On 2/24/25 03:50, Laurenz Albe wrote:
> On Mon, 2025-02-24 at 20:56 +1300, Marcelo Fernandes wrote:
>> I am experiencing an interesting behavior in PostgreSQL and would like to seek
>> some clarification.


>>
>> Can anyone explain how PostgreSQL "knows about" the default value that has just
>> been dropped and what is happened under the scenes?
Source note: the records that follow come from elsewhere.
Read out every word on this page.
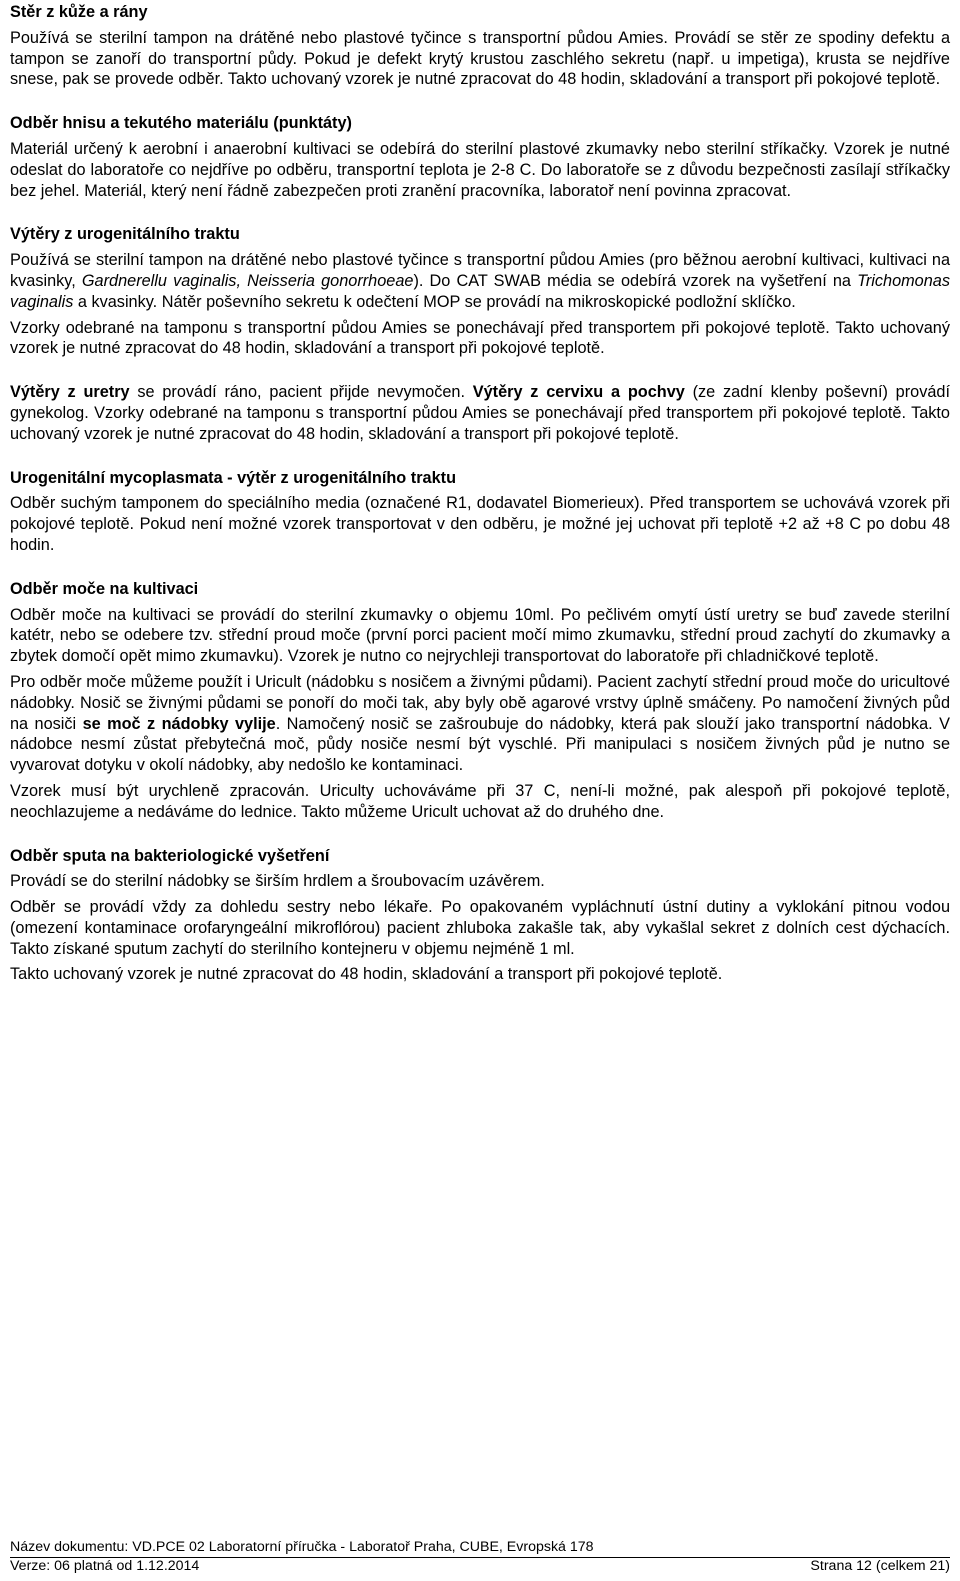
Stěr z kůže a rány

Používá se sterilní tampon na drátěné nebo plastové tyčince s transportní půdou Amies. Provádí se stěr ze spodiny defektu a tampon se zanoří do transportní půdy. Pokud je defekt krytý krustou zaschlého sekretu (např. u impetiga), krusta se nejdříve snese, pak se provede odběr. Takto uchovaný vzorek je nutné zpracovat do 48 hodin, skladování a transport při pokojové teplotě.

Odběr hnisu a tekutého materiálu (punktáty)

Materiál určený k aerobní i anaerobní kultivaci se odebírá do sterilní plastové zkumavky nebo sterilní stříkačky. Vzorek je nutné odeslat do laboratoře co nejdříve po odběru, transportní teplota je 2-8 C. Do laboratoře se z důvodu bezpečnosti zasílají stříkačky bez jehel. Materiál, který není řádně zabezpečen proti zranění pracovníka, laboratoř není povinna zpracovat.

Výtěry z urogenitálního traktu

Používá se sterilní tampon na drátěné nebo plastové tyčince s transportní půdou Amies (pro běžnou aerobní kultivaci, kultivaci na kvasinky, Gardnerellu vaginalis, Neisseria gonorrhoeae). Do CAT SWAB média se odebírá vzorek na vyšetření na Trichomonas vaginalis a kvasinky. Nátěr poševního sekretu k odečtení MOP se provádí na mikroskopické podložní sklíčko.

Vzorky odebrané na tamponu s transportní půdou Amies se ponechávají před transportem při pokojové teplotě. Takto uchovaný vzorek je nutné zpracovat do 48 hodin, skladování a transport při pokojové teplotě.

Výtěry z uretry se provádí ráno, pacient přijde nevymočen. Výtěry z cervixu a pochvy (ze zadní klenby poševní) provádí gynekolog. Vzorky odebrané na tamponu s transportní půdou Amies se ponechávají před transportem při pokojové teplotě. Takto uchovaný vzorek je nutné zpracovat do 48 hodin, skladování a transport při pokojové teplotě.

Urogenitální mycoplasmata - výtěr z urogenitálního traktu

Odběr suchým tamponem do speciálního media (označené R1, dodavatel Biomerieux). Před transportem se uchovává vzorek při pokojové teplotě. Pokud není možné vzorek transportovat v den odběru, je možné jej uchovat při teplotě +2 až +8 C po dobu 48 hodin.

Odběr moče na kultivaci

Odběr moče na kultivaci se provádí do sterilní zkumavky o objemu 10ml. Po pečlivém omytí ústí uretry se buď zavede sterilní katétr, nebo se odebere tzv. střední proud moče (první porci pacient močí mimo zkumavku, střední proud zachytí do zkumavky a zbytek domočí opět mimo zkumavku). Vzorek je nutno co nejrychleji transportovat do laboratoře při chladničkové teplotě.

Pro odběr moče můžeme použít i Uricult (nádobku s nosičem a živnými půdami). Pacient zachytí střední proud moče do uricultové nádobky. Nosič se živnými půdami se ponoří do moči tak, aby byly obě agarové vrstvy úplně smáčeny. Po namočení živných půd na nosiči se moč z nádobky vylije. Namočený nosič se zašroubuje do nádobky, která pak slouží jako transportní nádobka. V nádobce nesmí zůstat přebytečná moč, půdy nosiče nesmí být vyschlé. Při manipulaci s nosičem živných půd je nutno se vyvarovat dotyku v okolí nádobky, aby nedošlo ke kontaminaci.

Vzorek musí být urychleně zpracován. Uriculty uchováváme při 37 C, není-li možné, pak alespoň při pokojové teplotě, neochlazujeme a nedáváme do lednice. Takto můžeme Uricult uchovat až do druhého dne.

Odběr sputa na bakteriologické vyšetření

Provádí se do sterilní nádobky se širším hrdlem a šroubovacím uzávěrem.

Odběr se provádí vždy za dohledu sestry nebo lékaře. Po opakovaném vypláchnutí ústní dutiny a vyklokání pitnou vodou (omezení kontaminace orofaryngeální mikroflórou) pacient zhluboka zakašle tak, aby vykašlal sekret z dolních cest dýchacích. Takto získané sputum zachytí do sterilního kontejneru v objemu nejméně 1 ml.

Takto uchovaný vzorek je nutné zpracovat do 48 hodin, skladování a transport při pokojové teplotě.

Název dokumentu: VD.PCE 02 Laboratorní příručka - Laboratoř Praha, CUBE, Evropská 178
Verze: 06 platná od 1.12.2014	Strana 12 (celkem 21)
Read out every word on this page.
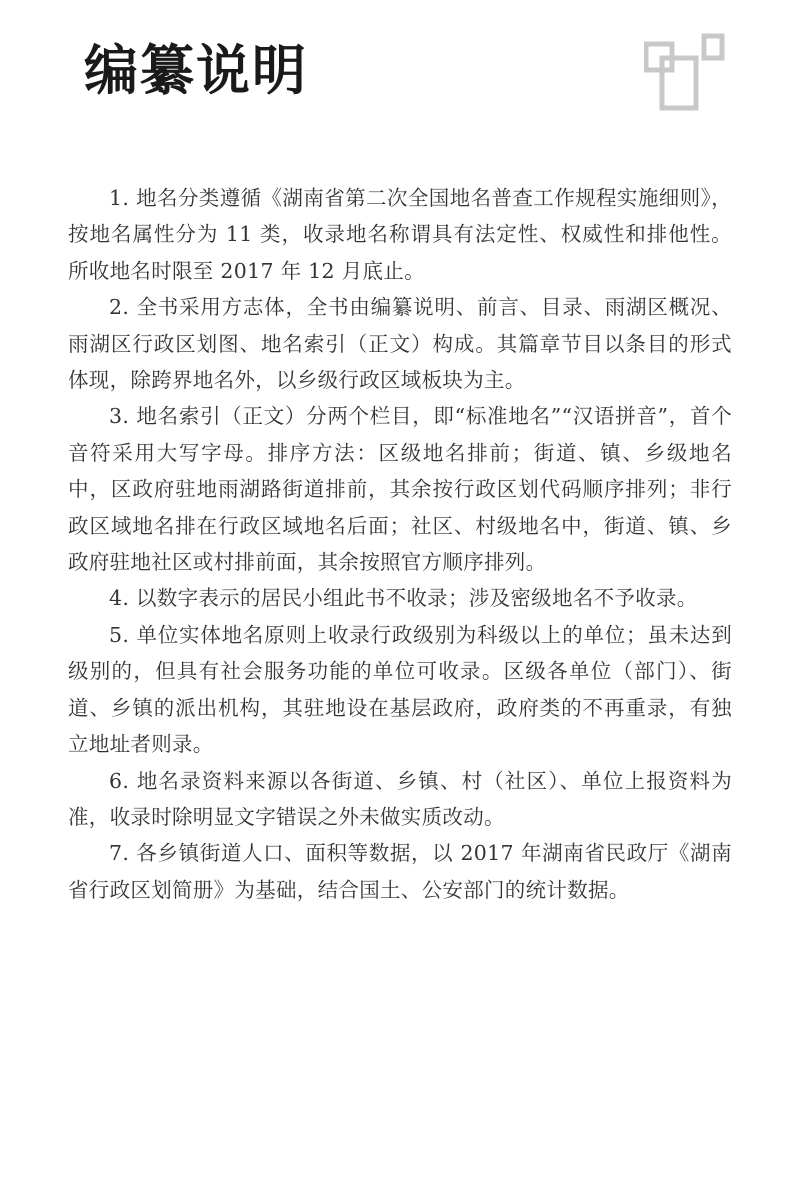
编纂说明

1. 地名分类遵循《湖南省第二次全国地名普查工作规程实施细则》，按地名属性分为 11 类，收录地名称谓具有法定性、权威性和排他性。所收地名时限至 2017 年 12 月底止。

2. 全书采用方志体，全书由编纂说明、前言、目录、雨湖区概况、雨湖区行政区划图、地名索引（正文）构成。其篇章节目以条目的形式体现，除跨界地名外，以乡级行政区域板块为主。

3. 地名索引（正文）分两个栏目，即“标准地名”“汉语拼音”，首个音符采用大写字母。排序方法：区级地名排前；街道、镇、乡级地名中，区政府驻地雨湖路街道排前，其余按行政区划代码顺序排列；非行政区域地名排在行政区域地名后面；社区、村级地名中，街道、镇、乡政府驻地社区或村排前面，其余按照官方顺序排列。

4. 以数字表示的居民小组此书不收录；涉及密级地名不予收录。

5. 单位实体地名原则上收录行政级别为科级以上的单位；虽未达到级别的，但具有社会服务功能的单位可收录。区级各单位（部门）、街道、乡镇的派出机构，其驻地设在基层政府，政府类的不再重录，有独立地址者则录。

6. 地名录资料来源以各街道、乡镇、村（社区）、单位上报资料为准，收录时除明显文字错误之外未做实质改动。

7. 各乡镇街道人口、面积等数据，以 2017 年湖南省民政厅《湖南省行政区划简册》为基础，结合国土、公安部门的统计数据。
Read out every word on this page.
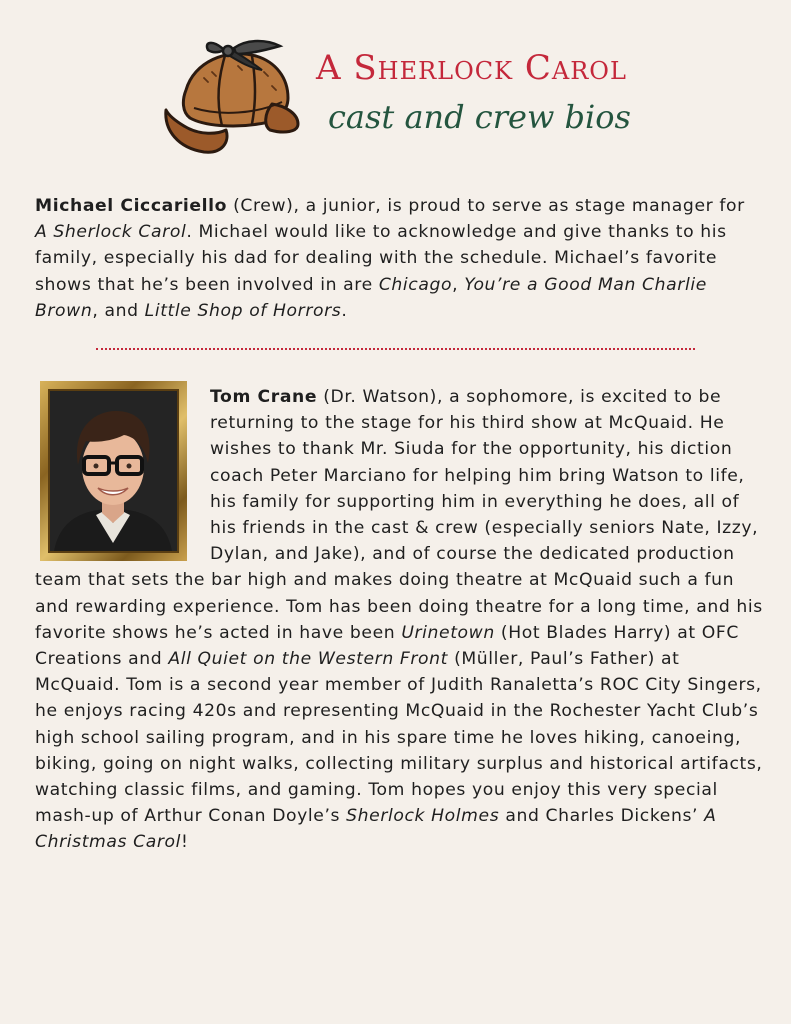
A Sherlock Carol
cast and crew bios

Michael Ciccariello (Crew), a junior, is proud to serve as stage manager for A Sherlock Carol. Michael would like to acknowledge and give thanks to his family, especially his dad for dealing with the schedule. Michael’s favorite shows that he’s been involved in are Chicago, You’re a Good Man Charlie Brown, and Little Shop of Horrors.

Tom Crane (Dr. Watson), a sophomore, is excited to be returning to the stage for his third show at McQuaid. He wishes to thank Mr. Siuda for the opportunity, his diction coach Peter Marciano for helping him bring Watson to life, his family for supporting him in everything he does, all of his friends in the cast & crew (especially seniors Nate, Izzy, Dylan, and Jake), and of course the dedicated production team that sets the bar high and makes doing theatre at McQuaid such a fun and rewarding experience. Tom has been doing theatre for a long time, and his favorite shows he’s acted in have been Urinetown (Hot Blades Harry) at OFC Creations and All Quiet on the Western Front (Müller, Paul’s Father) at McQuaid. Tom is a second year member of Judith Ranaletta’s ROC City Singers, he enjoys racing 420s and representing McQuaid in the Rochester Yacht Club’s high school sailing program, and in his spare time he loves hiking, canoeing, biking, going on night walks, collecting military surplus and historical artifacts, watching classic films, and gaming. Tom hopes you enjoy this very special mash-up of Arthur Conan Doyle’s Sherlock Holmes and Charles Dickens’ A Christmas Carol!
I am keen on a deep
>> understanding on how Postgres achieves this.
> 
> The "missing value" is stored in pg_attribute.admissingval:
> 
> SELECT attmissingval
> FROM pg_attribute
> WHERE attrelid = 'foo'::regclass
>    AND attname = 'bar';
> 
>   attmissingval
> ═══════════════
>   {default}
> (1 row)
> 
> That value is used for all rows that don't yet physically have the column.

That answers this part of the process:

ALTER TABLE foo ADD COLUMN bar varchar(255) NOT NULL DEFAULT 'default';

I believe the OP is asking about this:

ALTER TABLE foo ALTER COLUMN bar DROP DEFAULT;

Because if after dropping the DEFAULT you do this:

INSERT INTO foo (id) SELECT generate_series(1001, 1010);

You get:

ERROR:  null value in column "bar" of relation "foo" violates not-null 
constraint
DETAIL:  Failing row contains (1001, null).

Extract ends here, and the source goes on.